Desde esa perspectiva, cumple decir que no se avizora la “vía de hecho” que refiere la parte accionante, en la medida que la decisión allí contenida está soportada en reglas mínimas de razonabilidad sobre el tema tratado, esto es, en tanto que ella obedece a un análisis crítico de la situación fáctica planteada, de las pruebas que informan el asunto y de las normas legales aplicables al caso examinado, todo lo cual implica que la providencia censurada es más bien el resultado de una labor hermenéutica propia de los operadores judiciales que la profirieron y que, en modo alguno, puede entrañar el calificativo de ser absurda, antojadiza o de que sea manifiestamente ilegal, más aún si se tiene en cuenta que, como lo sostiene la Sala de Casación Civil de esta Corte en el fallo impugnado, “ si el petente de la nulidad no la propuso en su primera intervención sino que actuó sin proponerla, con tal conducta la saneó y por ello no puede alegarla posteriormente ”, lo cual tiene fundamento en sentencias del 1° de febrero de 2007, y 25 de mayo de 2012, (Expedientes T-2007-00065 y T-00994-00), ocasión ésta última en la cual se indicó que, como “la solicitud de desarchivar el proceso que fue anexada al poder, por parte del mandatario judicial constituyó su primera actuación”, de lo cual, a su vez, se colegía que “el demandado tenía conocimiento de la existencia del proceso ejecutivo hipotecario en su contra, saneándose en consecuencia la pretendida irregularidad procesal, de conformidad con lo previsto en el Num. 1º del Art. 144 del C. P. C.”.
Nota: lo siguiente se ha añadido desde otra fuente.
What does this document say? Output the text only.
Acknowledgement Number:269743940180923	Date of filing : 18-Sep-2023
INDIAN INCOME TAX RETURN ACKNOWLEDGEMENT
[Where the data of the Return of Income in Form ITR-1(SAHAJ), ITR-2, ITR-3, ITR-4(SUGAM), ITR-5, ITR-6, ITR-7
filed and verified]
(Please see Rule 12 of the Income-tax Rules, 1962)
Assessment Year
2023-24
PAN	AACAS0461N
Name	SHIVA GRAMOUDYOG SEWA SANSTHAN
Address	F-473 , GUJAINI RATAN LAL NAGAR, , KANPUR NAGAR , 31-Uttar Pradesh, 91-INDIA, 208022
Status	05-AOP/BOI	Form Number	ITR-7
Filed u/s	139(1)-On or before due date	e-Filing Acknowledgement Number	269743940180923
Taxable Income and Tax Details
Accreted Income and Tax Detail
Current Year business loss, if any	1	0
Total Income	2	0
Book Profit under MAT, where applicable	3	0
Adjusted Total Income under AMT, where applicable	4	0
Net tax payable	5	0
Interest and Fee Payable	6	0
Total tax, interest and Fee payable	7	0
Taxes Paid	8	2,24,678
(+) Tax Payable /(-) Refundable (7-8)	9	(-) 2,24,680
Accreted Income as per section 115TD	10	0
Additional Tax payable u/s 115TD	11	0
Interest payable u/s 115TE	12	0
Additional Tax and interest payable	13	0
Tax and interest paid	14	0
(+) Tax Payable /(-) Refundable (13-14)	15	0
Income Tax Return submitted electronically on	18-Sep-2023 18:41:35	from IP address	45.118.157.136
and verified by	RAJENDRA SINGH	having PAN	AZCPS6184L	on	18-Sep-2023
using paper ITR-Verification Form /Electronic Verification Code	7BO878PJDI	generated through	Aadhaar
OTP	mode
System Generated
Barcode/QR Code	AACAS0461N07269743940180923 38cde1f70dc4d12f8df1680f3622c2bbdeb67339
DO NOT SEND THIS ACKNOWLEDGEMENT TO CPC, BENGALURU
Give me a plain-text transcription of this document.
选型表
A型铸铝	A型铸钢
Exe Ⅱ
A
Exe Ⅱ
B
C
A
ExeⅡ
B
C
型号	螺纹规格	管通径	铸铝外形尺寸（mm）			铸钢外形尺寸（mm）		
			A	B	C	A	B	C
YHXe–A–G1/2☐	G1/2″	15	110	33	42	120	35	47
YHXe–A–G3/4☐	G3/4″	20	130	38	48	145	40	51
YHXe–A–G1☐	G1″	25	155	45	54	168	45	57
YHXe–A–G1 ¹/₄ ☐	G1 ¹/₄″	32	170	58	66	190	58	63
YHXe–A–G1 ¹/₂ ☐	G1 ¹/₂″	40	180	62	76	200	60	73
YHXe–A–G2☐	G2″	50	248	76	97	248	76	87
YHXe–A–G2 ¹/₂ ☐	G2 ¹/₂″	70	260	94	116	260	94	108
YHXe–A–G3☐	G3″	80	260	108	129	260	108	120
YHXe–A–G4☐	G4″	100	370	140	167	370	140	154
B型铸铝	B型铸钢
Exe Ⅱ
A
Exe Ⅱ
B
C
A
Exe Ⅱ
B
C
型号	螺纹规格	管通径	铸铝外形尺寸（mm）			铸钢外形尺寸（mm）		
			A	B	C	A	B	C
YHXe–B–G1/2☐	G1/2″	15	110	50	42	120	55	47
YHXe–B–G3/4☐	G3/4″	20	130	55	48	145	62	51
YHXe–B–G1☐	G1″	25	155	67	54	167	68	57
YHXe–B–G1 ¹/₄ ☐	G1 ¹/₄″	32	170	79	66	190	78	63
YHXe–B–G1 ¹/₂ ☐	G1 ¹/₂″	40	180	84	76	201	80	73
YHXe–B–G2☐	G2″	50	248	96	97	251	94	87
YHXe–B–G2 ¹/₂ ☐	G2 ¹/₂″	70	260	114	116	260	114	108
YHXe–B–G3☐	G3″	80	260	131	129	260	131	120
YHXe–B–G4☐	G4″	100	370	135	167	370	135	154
Es más, cabe advertir que la pretensión de la parte accionante está dirigida a replantear la discusión jurídica frente al proveído de primer grado que denegó el incidente de nulidad, pues, en esencia, lo que hace no es otra cosa que reiterar los argumentos utilizados para el efecto en el recurso de apelación interpuesto en su momento, posición que, como también lo ha sostenido esta misma Sala, resulta improcedente para fundamentar la solicitud de amparo constitucional en la medida que la acción de tutela no es una instancia más, sobretodo porque no le es permitido al juez constitucional entrar a controvertir las providencias judiciales, so pretexto de tener una opinión diferente, pues quien ha sido encargado por el legislador para dirimir el conflicto es el juez natural y su convencimiento debe primar sobre cualquier otro, salvo que se presenten las desviaciones protuberantes a que se ha hecho mención, que, se repite, en este caso no se dan, sumado a lo cual no es cierta la afirmación del actor en cuanto que no se hayan valorado las pruebas arrimadas, toda vez que, como quedó visto, el Tribunal censurado sí las estimó para tomar la decisión en referencia. Acorde con lo anterior, se confirmará el amparo deprecado.
En mérito de lo expuesto, la Corte Suprema de Justicia, Sala de Casación Laboral, administrando justicia en nombre de la República de Colombia y por autoridad de la ley,
RESUELVE
Primero: Confirmar el fallo impugnado. Segundo: Enterar de esta decisión a los interesados en la forma prevista en el artículo 30 del Decreto 2591 de 1991. Tercero: Remitir el expediente a la Corte Constitucional para la eventual revisión del fallo pronunciado.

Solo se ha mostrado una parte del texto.